Contraindications Based on Ethnicity
Methylphenidate acts by modulating the reabsorption of catecholamines in the brain. As such, the gene responsible for creating dopamine transporter (DART) plays a crucial role in the dosing response of the drug. A study by Froehlich et al. (2011) observed that individuals without copies of the 10 repeat (10R) alleles produced greater remission of the symptoms of the disease due to methylphenidate dose compared to those with the 10R alleles. Given that the 10R alleles are mostly present in Caucasians, Hispanics and African-Americans will experience contraindications from the drug due to its plasms level concentrations. As such, patients from those ethnicities may experience marked anxiety, agitation and tension when given methylphenidate in high doses.
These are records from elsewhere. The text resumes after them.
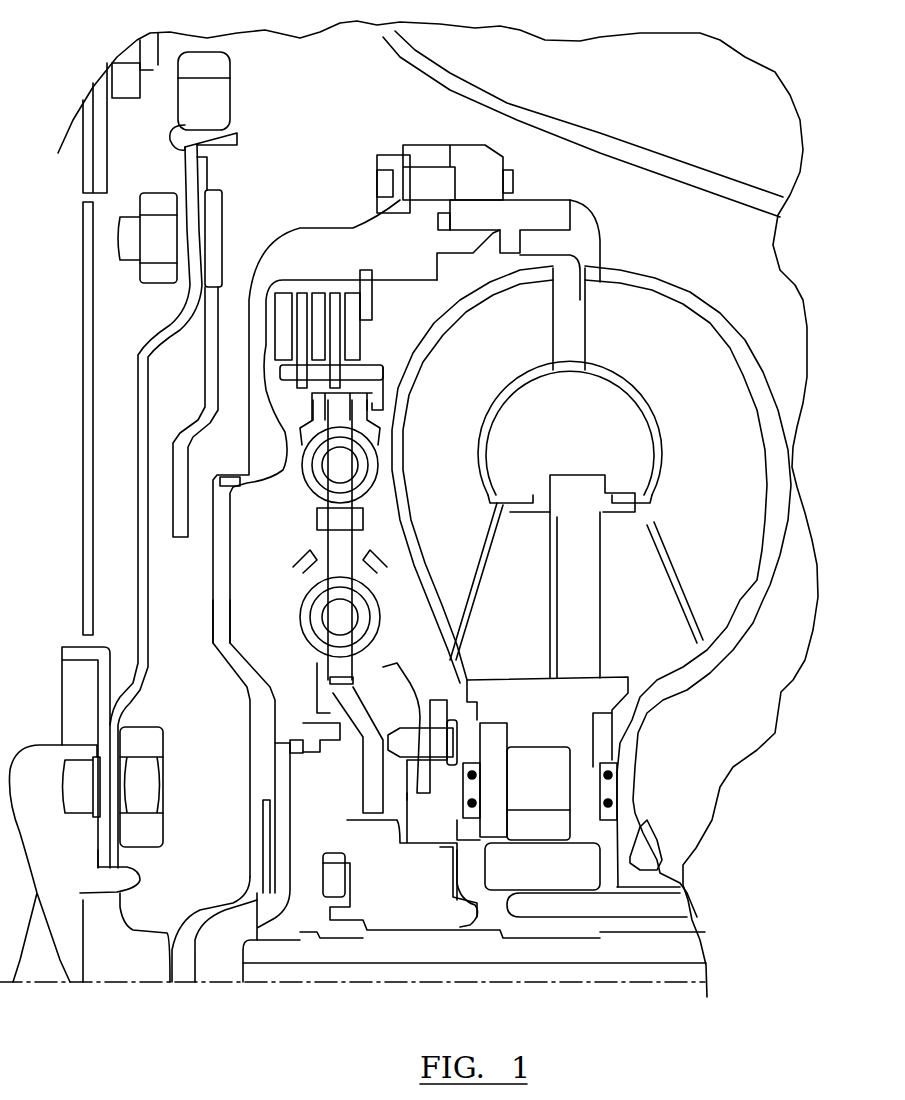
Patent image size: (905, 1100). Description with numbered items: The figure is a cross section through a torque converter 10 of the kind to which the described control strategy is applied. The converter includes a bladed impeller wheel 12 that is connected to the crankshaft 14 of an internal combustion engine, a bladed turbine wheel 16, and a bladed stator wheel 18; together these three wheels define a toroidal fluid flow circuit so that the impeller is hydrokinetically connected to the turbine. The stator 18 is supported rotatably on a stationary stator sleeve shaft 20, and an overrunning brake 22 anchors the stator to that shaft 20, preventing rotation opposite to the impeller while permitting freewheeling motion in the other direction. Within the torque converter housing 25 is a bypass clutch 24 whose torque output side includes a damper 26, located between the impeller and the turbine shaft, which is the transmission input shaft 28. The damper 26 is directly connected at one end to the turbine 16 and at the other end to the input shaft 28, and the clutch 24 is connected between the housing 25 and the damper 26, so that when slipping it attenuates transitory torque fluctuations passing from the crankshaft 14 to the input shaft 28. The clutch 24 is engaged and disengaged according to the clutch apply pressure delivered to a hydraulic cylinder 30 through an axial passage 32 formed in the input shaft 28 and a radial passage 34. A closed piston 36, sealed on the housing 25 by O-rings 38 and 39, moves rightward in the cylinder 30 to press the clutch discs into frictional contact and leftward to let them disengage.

The torque converter 10 is at (770, 301).
The bladed impeller wheel 12 is at (725, 444).
The crankshaft 14 is at (72, 967).
The bladed turbine wheel 16 is at (455, 497).
The bladed stator wheel 18 is at (625, 600).
The stator sleeve shaft 20 is at (677, 907).
The overrunning brake 22 is at (553, 783).
The bypass clutch 24 is at (327, 322).
The torque converter housing 25 is at (316, 243).
The damper 26 is at (318, 548).
The transmission input shaft 28 is at (417, 948).
The hydraulic cylinder 30 is at (240, 667).
The axial passage 32 is at (293, 973).
The radial passage 34 is at (278, 822).
The closed piston 36 is at (273, 680).
The O-ring 38 is at (300, 750).
The O-ring 39 is at (232, 486).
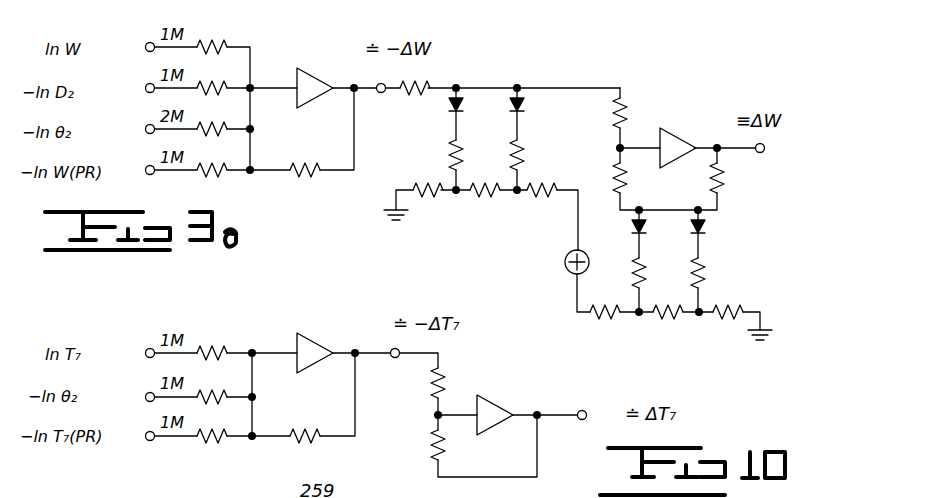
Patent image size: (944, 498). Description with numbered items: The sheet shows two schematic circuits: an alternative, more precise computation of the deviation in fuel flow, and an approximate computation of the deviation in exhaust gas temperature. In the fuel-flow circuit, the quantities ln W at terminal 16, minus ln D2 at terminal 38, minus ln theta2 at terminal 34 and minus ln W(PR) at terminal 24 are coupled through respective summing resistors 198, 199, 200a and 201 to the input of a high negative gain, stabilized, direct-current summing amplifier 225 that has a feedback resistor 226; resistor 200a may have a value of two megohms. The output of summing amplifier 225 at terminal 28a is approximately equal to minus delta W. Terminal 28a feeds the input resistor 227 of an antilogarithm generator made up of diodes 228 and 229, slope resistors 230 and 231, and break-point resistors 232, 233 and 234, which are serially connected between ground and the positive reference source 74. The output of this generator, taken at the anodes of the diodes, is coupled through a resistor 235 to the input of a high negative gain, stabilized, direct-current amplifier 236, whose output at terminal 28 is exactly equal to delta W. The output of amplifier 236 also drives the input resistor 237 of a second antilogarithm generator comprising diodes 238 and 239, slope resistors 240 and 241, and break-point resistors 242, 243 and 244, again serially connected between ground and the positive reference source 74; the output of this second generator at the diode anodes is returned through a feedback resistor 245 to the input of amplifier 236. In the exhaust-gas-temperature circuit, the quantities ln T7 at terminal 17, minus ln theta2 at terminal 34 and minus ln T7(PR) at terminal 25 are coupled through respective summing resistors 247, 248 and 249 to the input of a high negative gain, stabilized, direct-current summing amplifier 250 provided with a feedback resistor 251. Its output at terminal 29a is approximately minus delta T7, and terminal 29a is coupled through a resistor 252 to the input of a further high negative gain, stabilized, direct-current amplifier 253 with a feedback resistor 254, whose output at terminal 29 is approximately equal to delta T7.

In FIG. 9A, the terminal 16 is at (152, 42).
In FIG. 9A, the terminal 38 is at (152, 83).
In FIG. 9A, the terminal 34 is at (152, 124).
In FIG. 10, the terminal 34 is at (152, 392).
In FIG. 9A, the terminal 24 is at (146, 174).
In FIG. 9A, the summing resistor 198 is at (214, 47).
In FIG. 9A, the summing resistor 199 is at (214, 88).
In FIG. 9A, the summing resistor 200a is at (216, 129).
In FIG. 9A, the summing resistor 201 is at (210, 170).
In FIG. 9A, the summing amplifier 225 is at (316, 68).
In FIG. 9A, the feedback resistor 226 is at (300, 180).
In FIG. 9A, the terminal 28a is at (376, 94).
In FIG. 9A, the input resistor 227 is at (422, 94).
In FIG. 9A, the diode 228 is at (462, 104).
In FIG. 9A, the diode 229 is at (525, 103).
In FIG. 9A, the slope resistor 230 is at (478, 144).
In FIG. 9A, the slope resistor 231 is at (521, 148).
In FIG. 9A, the break-point resistor 232 is at (434, 196).
In FIG. 9A, the break-point resistor 233 is at (484, 197).
In FIG. 9A, the break-point resistor 234 is at (544, 198).
In FIG. 9A, the positive reference source 74 is at (565, 262).
In FIG. 9A, the resistor 235 is at (626, 116).
In FIG. 9A, the amplifier 236 is at (678, 138).
In FIG. 9A, the terminal 28 is at (765, 147).
In FIG. 9A, the feedback resistor 245 is at (630, 184).
In FIG. 9A, the input resistor 237 is at (722, 184).
In FIG. 9A, the diode 239 is at (660, 226).
In FIG. 9A, the diode 238 is at (706, 228).
In FIG. 9A, the slope resistor 241 is at (664, 262).
In FIG. 9A, the slope resistor 240 is at (702, 272).
In FIG. 9A, the break-point resistor 244 is at (598, 318).
In FIG. 9A, the break-point resistor 243 is at (665, 320).
In FIG. 9A, the break-point resistor 242 is at (726, 318).
In FIG. 10, the terminal 17 is at (152, 348).
In FIG. 10, the terminal 25 is at (146, 440).
In FIG. 10, the summing resistor 247 is at (214, 350).
In FIG. 10, the summing resistor 248 is at (202, 394).
In FIG. 10, the summing resistor 249 is at (204, 438).
In FIG. 10, the summing amplifier 250 is at (304, 368).
In FIG. 10, the feedback resistor 251 is at (298, 440).
In FIG. 10, the terminal 29a is at (392, 358).
In FIG. 10, the resistor 252 is at (444, 382).
In FIG. 10, the amplifier 253 is at (494, 404).
In FIG. 10, the feedback resistor 254 is at (442, 448).
In FIG. 10, the terminal 29 is at (580, 420).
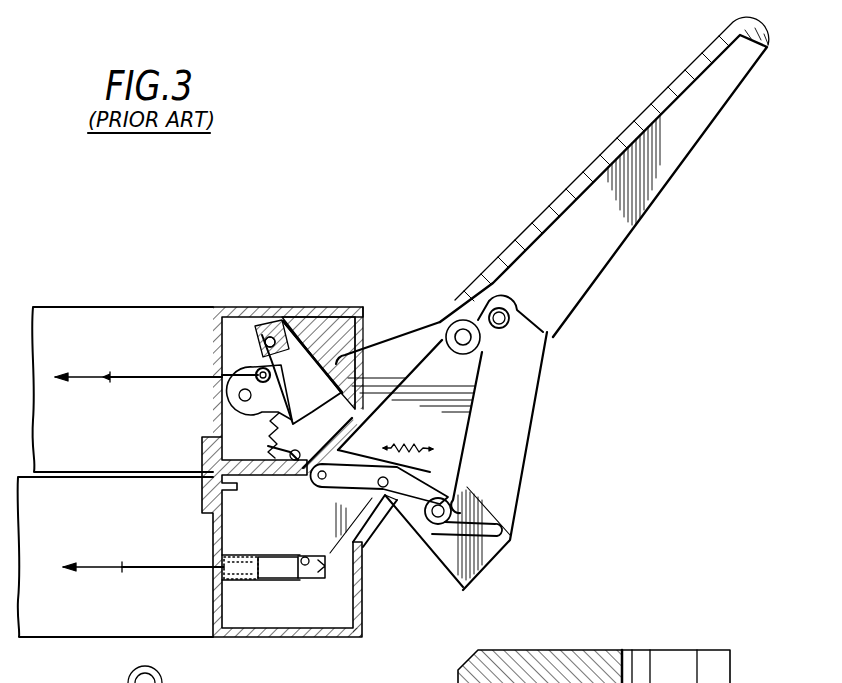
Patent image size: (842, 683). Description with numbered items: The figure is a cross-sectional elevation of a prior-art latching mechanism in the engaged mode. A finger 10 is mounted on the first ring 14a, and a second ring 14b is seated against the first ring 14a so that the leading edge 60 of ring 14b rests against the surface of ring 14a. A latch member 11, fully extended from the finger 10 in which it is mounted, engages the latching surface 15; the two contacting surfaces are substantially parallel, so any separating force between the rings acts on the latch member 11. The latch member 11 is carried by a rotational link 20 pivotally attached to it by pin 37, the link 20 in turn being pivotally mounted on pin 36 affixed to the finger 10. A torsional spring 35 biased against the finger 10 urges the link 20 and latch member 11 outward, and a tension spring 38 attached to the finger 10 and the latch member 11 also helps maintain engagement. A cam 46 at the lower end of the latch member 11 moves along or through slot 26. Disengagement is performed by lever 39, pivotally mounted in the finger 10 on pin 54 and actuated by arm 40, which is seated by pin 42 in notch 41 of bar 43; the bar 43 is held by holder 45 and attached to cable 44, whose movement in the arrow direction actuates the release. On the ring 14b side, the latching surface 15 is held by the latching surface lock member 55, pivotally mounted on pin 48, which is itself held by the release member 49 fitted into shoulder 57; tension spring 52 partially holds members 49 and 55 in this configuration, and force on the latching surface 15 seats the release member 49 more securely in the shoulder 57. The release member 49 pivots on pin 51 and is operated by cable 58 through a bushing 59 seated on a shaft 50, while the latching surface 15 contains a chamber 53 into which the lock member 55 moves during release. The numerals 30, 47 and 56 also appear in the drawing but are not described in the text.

Lessons Learned From This Case Study
The case study of “Physician do not heal thyself”’ has produced important lessons to the nurse. One is that healthcare professionals are in a spot of bother when their prospective client is a colleague in the industry. Such people often display a certain level of arrogance and intransigence when it comes to the prescription of drugs. As such, they need to be incorporated in the decision to formulate an intervention. Also, the case study has revealed that there are certain cases wherein SSRIs do not work but MAOs do. In this case, it becomes important to consider prescribing the MAOs but under very strict observations. Lastly, the case study has accentuated the process that one can use to differentially diagnose mood disorders coupled with personality disorders. The illumination becomes important for future practice as one will use the experience to handle such cases.
Moreover, the present nurse has gained fantastic insights into how to manage the so called difficult clients. According to the case study, the client did not respond to all the medications from his physicians, which compelled him to use his own prescription. Thus, the present nurse will consider listening to self-prescribed patients in future with a view of adopting their ideas in the management of various mental health issues.